Ao falarmos sobre resistências, diante de tanta opressão sofrida, podemos incorrer no erro de romantizar as opressões. Neste trabalho, buscamos reconhecer as relações complexas entre a opressão e o que ela pode suscitar no oprimido, inclusive em suas diversas reações, para pensar as práticas clínicas racializadas. "Estar à margem é tanto estar num local de repressão quanto local de resistência, ambos os locais estão sempre presentes porque onde há opressão, há resistência. Em outras palavras, a opressão forma condições de existência." (Kilomba, 2019, p. 68-69).
Com o propósito de compreender as vivências de mulheres pretas, a interseccionalidade caracteriza-se como um conceito/ação chave, que busca analisar a forma pela qual racismo, patriarcalismo e opressão de classe criam desigualdades que estruturam as relações sociais. A interseccionalidade pode ser entendida como a interação dinâmica entre dois ou mais eixos de subordinação (Crenshaw, 2002; Collins & Bilge, 2021). Nesse sentido, interseccionalidade constitui-se em uma ferramenta teórica-conceitual fundamental para ativistas e teóricas comprometidas com análises que desvelem os processos de interação entre relações de poder e marcadores sociais da diferença em contextos individuais, práticas coletivas e arranjos culturais e institucionais (Rodrigues, 2013).

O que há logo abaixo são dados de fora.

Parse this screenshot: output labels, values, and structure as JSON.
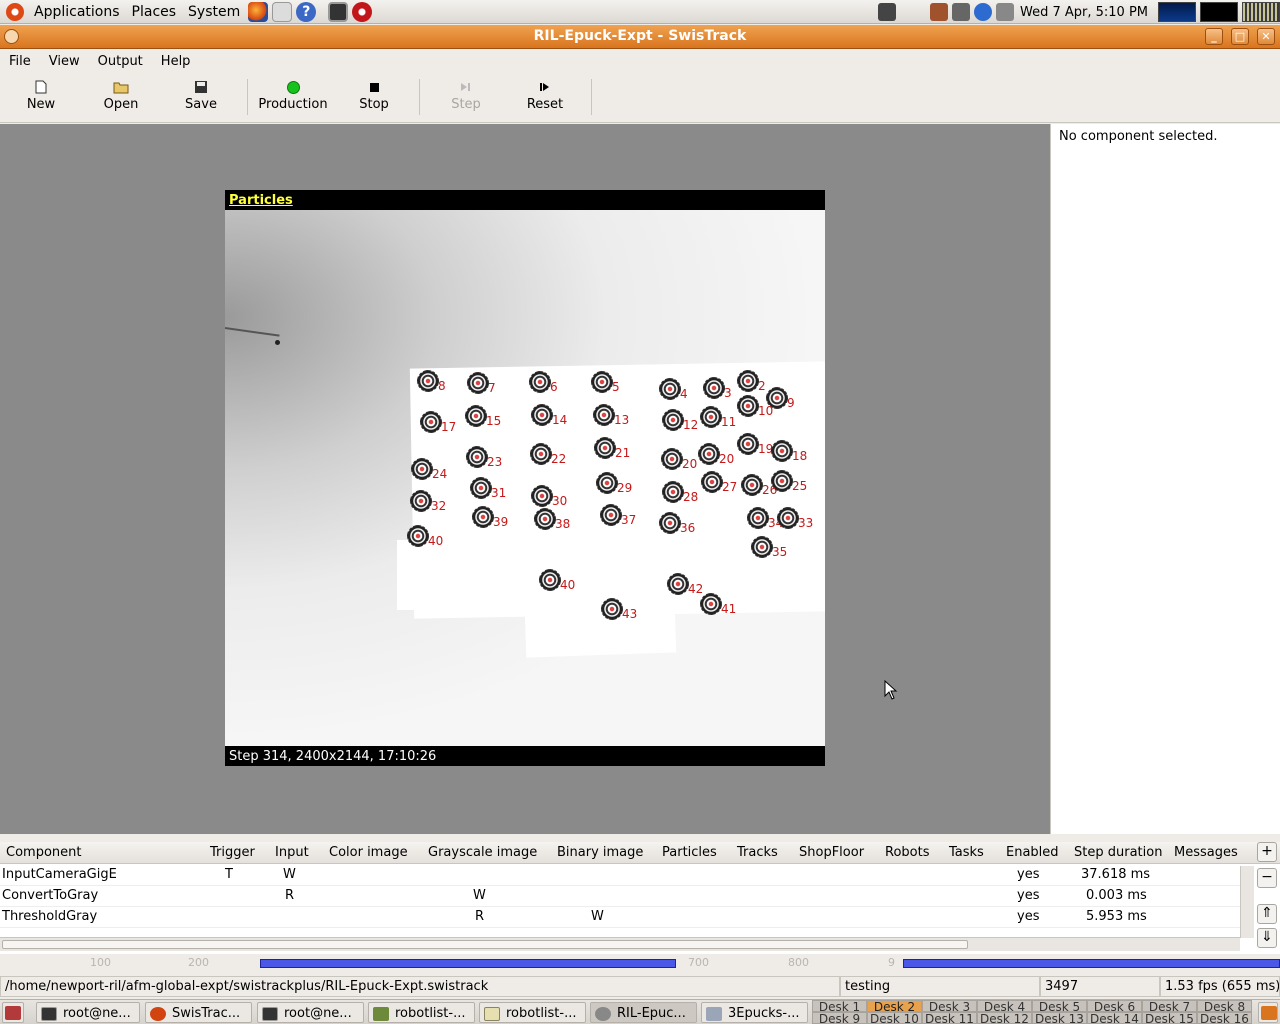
{
  "top_panel": {
    "menus": [
      "Applications",
      "Places",
      "System"
    ],
    "clock": "Wed  7 Apr,  5:10 PM"
  },
  "window": {
    "title": "RIL-Epuck-Expt - SwisTrack",
    "controls": [
      "minimize",
      "maximize",
      "close"
    ]
  },
  "menubar": [
    "File",
    "View",
    "Output",
    "Help"
  ],
  "toolbar": {
    "new": "New",
    "open": "Open",
    "save": "Save",
    "production": "Production",
    "stop": "Stop",
    "step": "Step",
    "reset": "Reset",
    "production_indicator_color": "#17c21d"
  },
  "viewer": {
    "title": "Particles",
    "status": "Step 314, 2400x2144, 17:10:26",
    "label_color": "#c41a1a",
    "particles": [
      {
        "id": "8"
      },
      {
        "id": "7"
      },
      {
        "id": "6"
      },
      {
        "id": "5"
      },
      {
        "id": "4"
      },
      {
        "id": "3"
      },
      {
        "id": "2"
      },
      {
        "id": "9"
      },
      {
        "id": "10"
      },
      {
        "id": "17"
      },
      {
        "id": "15"
      },
      {
        "id": "14"
      },
      {
        "id": "13"
      },
      {
        "id": "12"
      },
      {
        "id": "11"
      },
      {
        "id": "19"
      },
      {
        "id": "18"
      },
      {
        "id": "24"
      },
      {
        "id": "23"
      },
      {
        "id": "22"
      },
      {
        "id": "21"
      },
      {
        "id": "20"
      },
      {
        "id": "20"
      },
      {
        "id": "32"
      },
      {
        "id": "31"
      },
      {
        "id": "30"
      },
      {
        "id": "29"
      },
      {
        "id": "28"
      },
      {
        "id": "27"
      },
      {
        "id": "26"
      },
      {
        "id": "25"
      },
      {
        "id": "40"
      },
      {
        "id": "39"
      },
      {
        "id": "38"
      },
      {
        "id": "37"
      },
      {
        "id": "36"
      },
      {
        "id": "34"
      },
      {
        "id": "33"
      },
      {
        "id": "35"
      },
      {
        "id": "40"
      },
      {
        "id": "42"
      },
      {
        "id": "41"
      },
      {
        "id": "43"
      }
    ]
  },
  "side_panel": {
    "text": "No component selected."
  },
  "component_table": {
    "columns": [
      "Component",
      "Trigger",
      "Input",
      "Color image",
      "Grayscale image",
      "Binary image",
      "Particles",
      "Tracks",
      "ShopFloor",
      "Robots",
      "Tasks",
      "Enabled",
      "Step duration",
      "Messages"
    ],
    "rows": [
      {
        "component": "InputCameraGigE",
        "trigger": "T",
        "input": "W",
        "grayscale": "",
        "binary": "",
        "enabled": "yes",
        "duration": "37.618 ms"
      },
      {
        "component": "ConvertToGray",
        "trigger": "",
        "input": "R",
        "grayscale": "W",
        "binary": "",
        "enabled": "yes",
        "duration": "0.003 ms"
      },
      {
        "component": "ThresholdGray",
        "trigger": "",
        "input": "",
        "grayscale": "R",
        "binary": "W",
        "enabled": "yes",
        "duration": "5.953 ms"
      }
    ],
    "buttons": {
      "add": "+",
      "remove": "−",
      "up": "⇑",
      "down": "⇓"
    }
  },
  "timeline": {
    "ticks": [
      "100",
      "200",
      "700",
      "800",
      "9"
    ]
  },
  "statusbar": {
    "path": "/home/newport-ril/afm-global-expt/swistrackplus/RIL-Epuck-Expt.swistrack",
    "mode": "testing",
    "step": "3497",
    "fps": "1.53 fps (655 ms)"
  },
  "taskbar": {
    "tasks": [
      "root@ne...",
      "SwisTrac...",
      "root@ne...",
      "robotlist-...",
      "robotlist-...",
      "RIL-Epuc...",
      "3Epucks-..."
    ],
    "desks_row1": [
      "Desk 1",
      "Desk 2",
      "Desk 3",
      "Desk 4",
      "Desk 5",
      "Desk 6",
      "Desk 7",
      "Desk 8"
    ],
    "desks_row2": [
      "Desk 9",
      "Desk 10",
      "Desk 11",
      "Desk 12",
      "Desk 13",
      "Desk 14",
      "Desk 15",
      "Desk 16"
    ],
    "active_desk": "Desk 2"
  }
}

Os processos coloniais e imperiais que escravizaram, desumanizaram e exterminam material e epistemologicamente mulheres pretas estão na base da formulação das interseccionalidades. Com base no pensamento de intelectuais pretas, a contribuição das experiências pessoais corrobora para o desenvolvimento das teorias e práticas. E assim, historicamente, a perspectiva em primeira pessoa é fundamental para a construção de novas epistemologias, novas histórias. A epistemologia, no entendimento de Patrícia Hill Collins (2019), indica como as relações de poder determinam em quem você acredita e por quê.
Como discorre Collins (2019, p. 408), "muitas de nós, mulheres pretas, somos vistas como testemunhas não confiáveis da nossa própria experiência. Assim, acadêmicas pretas que optam por acreditar em outras mulheres pretas podem ser vistas como suspeitas". Diversas são as acusações em relação à produção de conhecimentos por pesquisadoras e intelectuais pretas. Janaina Damaceno Gomes (2013) resgata as acusações de bruxaria feitas às mulheres nas ciências sociais, especialmente à socióloga e psicanalista Virgínia Bicudo, que foi chamada publicamente de charlatã. A autora relaciona as acusações de bruxaria com as denúncias de "militância" feitas por docentes contra estudantes negros:
Contra estudantes negros, a acusação de bruxaria mais recorrente entre nós é a de militante! Sempre haverá um professor em alguma banca com o dedo em riste para acusar: "Bruxo!", "Militante!". Dá no mesmo. É um jeito delicado de dizer que não fazemos ciência, de que não nos distanciamos de nossos objetos! "Bruxa!" (Gomes, 2013, p. 60).
Mudam o tempo e o contexto e as acusações se reformulam, mas permanecem, contra aquelas que estão em posições que desafiam a manutenção masculina, branca e burguesa do saber-poder. Sabemos que o problema não está somente nas metodologias, teorizações ou práticas de pesquisas, tampouco em haver ou não engajamento em movimentos sociais. Está na cor, em ser mulher preta, cotista, está na não correspondência às normas sociais de acadêmicas, pesquisadoras, psicanalistas, psicólogas, médicas, professoras, advogadas, e/ou qualquer profissão/ocupação que não seja dedicada exclusivamente a servir à branquitude.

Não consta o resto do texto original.